Using Presets (Easiest)

# Use a preset - no schema needed!
ergane --preset quotes -o quotes.csv

# Export to Excel
ergane --preset hacker-news -o stories.xlsx

# List available presets
ergane --list-presets

Manual Crawling

# Crawl a single site
ergane -u https://example.com -n 100

# Custom output and settings
ergane -u https://docs.python.org -n 50 -c 20 -r 5 -o python_docs.parquet

Built-in Presets

Preset Site Fields Extracted
hacker-news news.ycombinator.com title, link, score, author, comments
github-repos github.com/search name, description, stars, language, link
reddit old.reddit.com title, subreddit, score, author, comments, link
quotes quotes.toscrape.com quote, author, tags
amazon-products amazon.com title, price, rating, reviews, link
ebay-listings ebay.com title, price, condition, shipping, link
wikipedia-articles en.wikipedia.org title, link
bbc-news bbc.com/news title, summary, link

CLI Options

Common options:

Option Short Default Description
--url -u none Start URL(s), can specify multiple
--output -o output.parquet Output file path
--max-pages -n 100 Maximum pages to crawl
--max-depth -d 3 Maximum crawl depth
--concurrency -c 10 Concurrent requests
--rate-limit -r 10.0 Requests per second per domain
--schema -s none YAML schema file for custom extraction
--preset -p none Use a built-in preset
--format -f auto Output format: csv, excel, parquet
--cache false Enable response caching
--cache-dir .ergane_cache Cache directory
--cache-ttl 3600 Cache TTL in seconds

Run ergane --help for all options including proxy, resume, logging, and config settings.

Response Caching

Enable caching to speed up development and debugging workflows:

# First run - fetches from web, caches responses
ergane --preset quotes --cache -n 10 -o quotes.csv

# Second run - instant (served from cache)
ergane --preset quotes --cache -n 10 -o quotes.csv

# Custom cache settings
ergane --preset bbc-news --cache --cache-dir ./my_cache --cache-ttl 60 -o news.csv

Cache is stored in SQLite at .ergane_cache/response_cache.db by default.

Custom Schemas

Define extraction rules in a YAML schema file:

# schema.yaml
name: ProductItem
fields:
  name:
    selector: "h1.product-title"
    type: str
  price:
    selector: "span.price"
    type: float
    coerce: true  # "$19.99" -> 19.99
  tags:
    selector: "span.tag"
    type: list[str]
  image_url:
    selector: "img.product"
    attr: src
    type: str
ergane -u https://example.com --schema schema.yaml -o products.parquet

Type coercion (coerce: true) handles common patterns: "$19.99"19.99, "1,234"1234, "yes"True.

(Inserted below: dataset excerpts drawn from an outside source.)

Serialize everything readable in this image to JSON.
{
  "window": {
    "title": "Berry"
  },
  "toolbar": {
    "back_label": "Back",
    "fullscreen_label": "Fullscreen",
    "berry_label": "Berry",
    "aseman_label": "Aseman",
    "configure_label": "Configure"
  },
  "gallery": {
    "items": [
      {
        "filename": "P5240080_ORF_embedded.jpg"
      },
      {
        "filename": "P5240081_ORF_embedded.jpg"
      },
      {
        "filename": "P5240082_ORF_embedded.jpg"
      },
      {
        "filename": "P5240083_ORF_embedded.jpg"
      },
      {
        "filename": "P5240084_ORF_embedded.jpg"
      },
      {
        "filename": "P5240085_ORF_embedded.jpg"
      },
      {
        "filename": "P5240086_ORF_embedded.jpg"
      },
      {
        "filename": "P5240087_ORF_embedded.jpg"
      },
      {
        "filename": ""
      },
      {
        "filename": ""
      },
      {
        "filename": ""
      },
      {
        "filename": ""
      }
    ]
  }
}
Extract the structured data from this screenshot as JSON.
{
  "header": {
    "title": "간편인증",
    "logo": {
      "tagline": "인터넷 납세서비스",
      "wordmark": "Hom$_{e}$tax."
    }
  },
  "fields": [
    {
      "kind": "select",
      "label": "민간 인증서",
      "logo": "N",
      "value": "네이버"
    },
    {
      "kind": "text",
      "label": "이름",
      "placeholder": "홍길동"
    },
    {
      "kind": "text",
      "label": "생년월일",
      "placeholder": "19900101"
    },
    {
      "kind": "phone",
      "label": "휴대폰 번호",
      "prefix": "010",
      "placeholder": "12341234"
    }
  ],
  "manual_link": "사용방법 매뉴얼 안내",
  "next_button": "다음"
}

Supported types: str, int, float, bool, datetime, list[T].

Output Formats

Output format is auto-detected from file extension:

ergane --preset quotes -o quotes.csv      # CSV
ergane --preset quotes -o quotes.xlsx     # Excel
ergane --preset quotes -o quotes.parquet  # Parquet (default)
import polars as pl
df = pl.read_parquet("output.parquet")

License

MIT

Project details


Download files

Download the file for your platform. If you're not sure which to choose, learn more about installing packages.

Source Distribution

ergane-0.4.0.tar.gz (121.0 kB view details)

Uploaded Source

Built Distribution

If you're not sure about the file name format, learn more about wheel file names.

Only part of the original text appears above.